【編集日記】不動産×エンタメで気軽にリテラシーを高められる本を目指して
こんにちは。編集担当の川辺秀美と申します。
企画の背景からこの本ができるまでをまとめてみます。
「お金出してでも、相続の本をつくりたいんですけど、どう思われますか?」
「そんなの、やめたほうがいいと思います」
「なぜですか?」
「直接的にビジネスにつながらないからです」
「はぁ、じゃあ、どうすれば……」
著者は泰道征憲さんと中瀬桃太郎さんです。二人はYouTubeチャンネル「桃太郎オフィス」を運営していて、大成功しています。

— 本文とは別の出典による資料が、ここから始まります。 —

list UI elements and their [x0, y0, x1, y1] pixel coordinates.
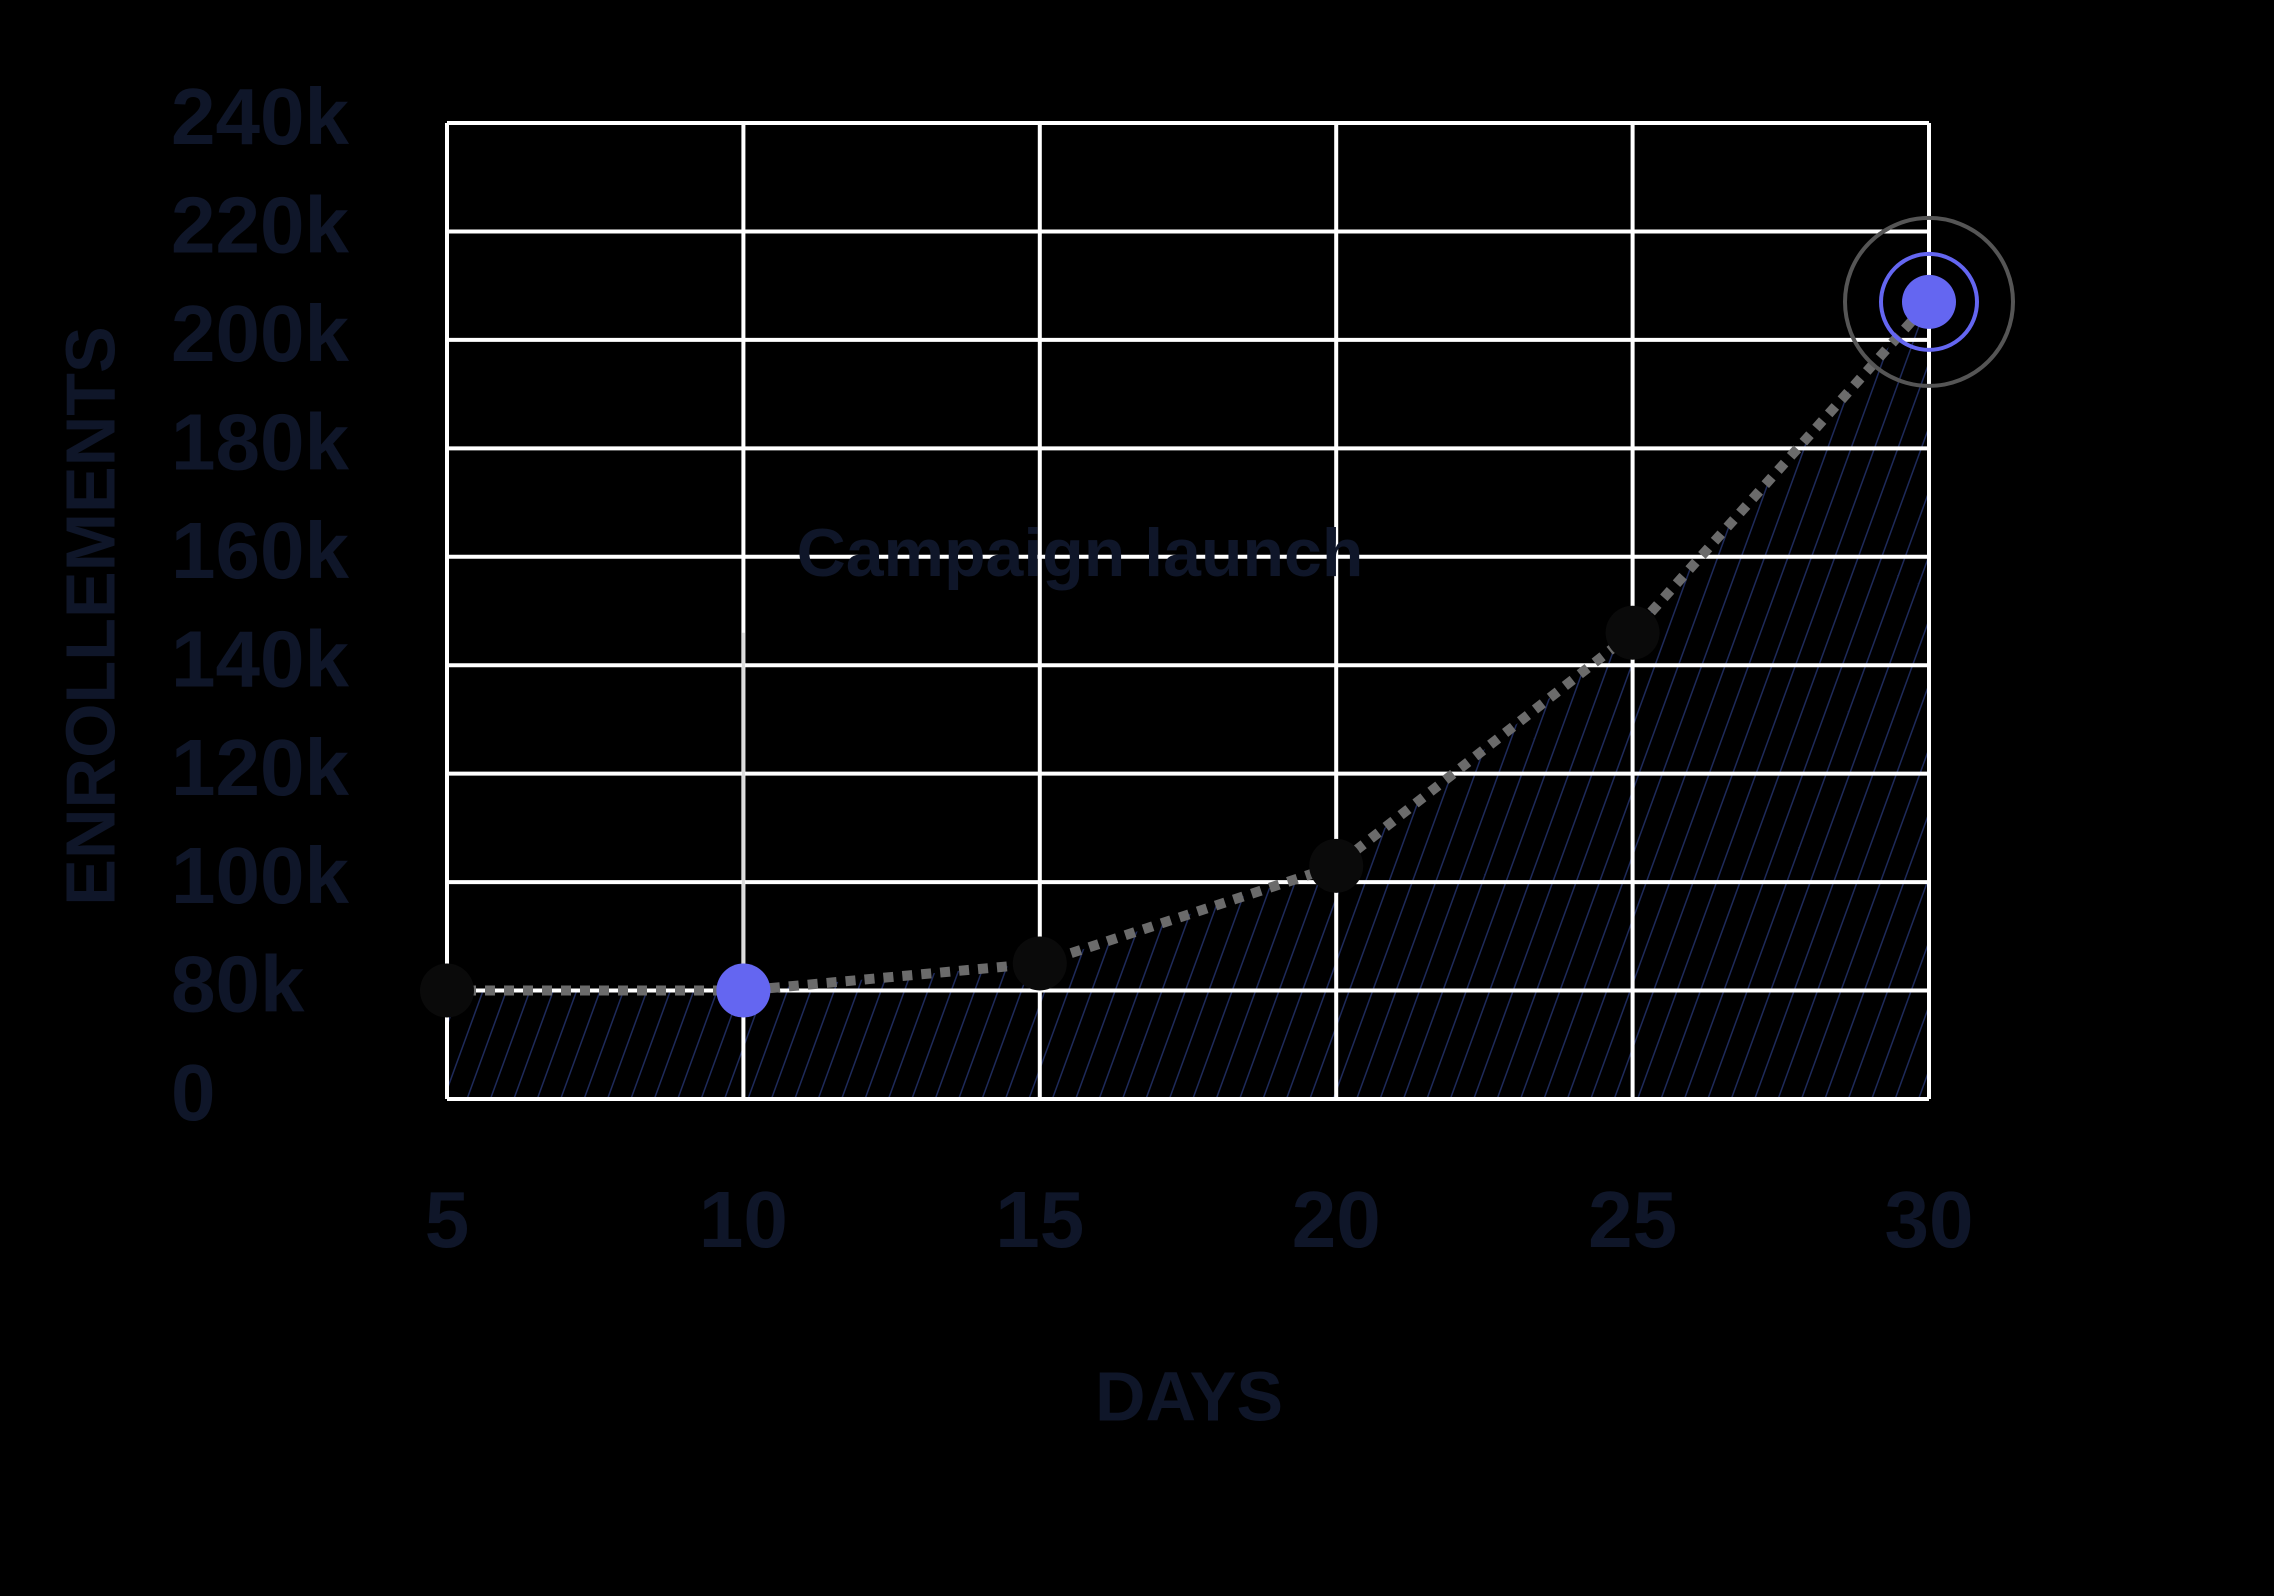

そんな二人が某大手出版社からオファーを受けていたものの、あまり納得していなかったことで、第三者を通じて、私のところに相談がありました。
「桃太郎オフィス」のチャンネルについては、全く知らなかったのですが、調べてみると、ショート動画の平均視聴率はずば抜けていて、20万~70万視聴くらい、もしくはそれ以上ありそうでした。
著者としての計り知れないポテンシャルを感じた私は、以下のように回答しました。
「直接ビジネスには結びつけるような企画はやめましょう。どうせやるなら、社会的なムーブメントにつながるようなインパクトをもたらしましょう」
誰も知らない「不動産鑑定」の世界を面白おかしく
「不動産鑑定をテーマにしてみませんか?」
「なるほど。それなら、書くのに困らないと思います」
「で、悪魔の不動産鑑定ってどうでしょうか?」
「えっ、どういう意味ですか?」
「不動産って、悪魔的じゃないですか? 一般に情報公開されているものは少なく、プロとアマではもっている情報が違いすぎて、何を信用していいのか、判断がつきません」
「なるほど。私たちも、じつは同じような感覚をもっていて、適切な不動産情報を知ってもらいたいと思っていました」
こんなやりとりのなかで、企画は固まっていきました。
ただし、著者二人の当初目的は新しい事業創造にありました。
それについての私の回答は以下のものです。
「不動産鑑定の面白さを伝えれば、それが信用につながり、結果として事業に貢献します」
この口説き方がいいのか、悪いのかは別として、著者に納得していただいて、企画が進行することになりました。
『おとな六法』をお手本として、なぞる
ベストセラーとなった『おとな六法』にならって、書籍のフォーマット、デザイン、マーケティング、PRまでをほぼまねて、踏襲いたしました。
『そんなの、オリジナリティないよね』
とツッコむ方も、いらっしゃるかもしれません。
しかし、マーケティングの定石としては、成功パターンをベースに計画・実行していくのは当たり前のことです。
やはり、成功したには、それなりの要因があります。
まず事前PRとして、Amazonでの予約数を1,500冊と設定しました。この数字はかなり高い目標です。ちなみに、『おとな六法』の時は、目標を3,000冊としましたが、これを大幅に上回って7,000冊となりました。ただし、この数字は異例ですので、今回のプロジェクトには適用できません。
『悪魔の不動産鑑定』のAmazon予約数は、結果として約2,000冊となりました。初動としては十分な数で、この事前反響もあり、発売前重版もできました。
もはや編集・制作の時代は終わり、PRの時代へ
最近、痛感していることがあります。それは、以下のことです。
編集の時代は終わり、PRの時代に突入した。
出版における編集者の力は大きいですが、本をつくるだけの編集の時代は終焉しました。これからは本をつくるだけの編集者は、まったく通用しません。
本をつくる能力をもっているのは当たり前ですが、本がコンテンツとしてそのマーケットにおいて最大の価値をもたらすには、どうすればいいのか?
それを計画・実行できる人だけが、本を編集する仕事を続けられるでしょう。
もはや、事前・事後のPR計画・実行は当然のことであり、そういう文脈から考えると、今まで著者だった人は著者ではなくなり、今まで編集者だった人は、編集者ではなくなる時が、あと数年のうちに訪れるでしょう。
なんか、最後はノストラダムスの予言者みたいな言葉になってしまいました。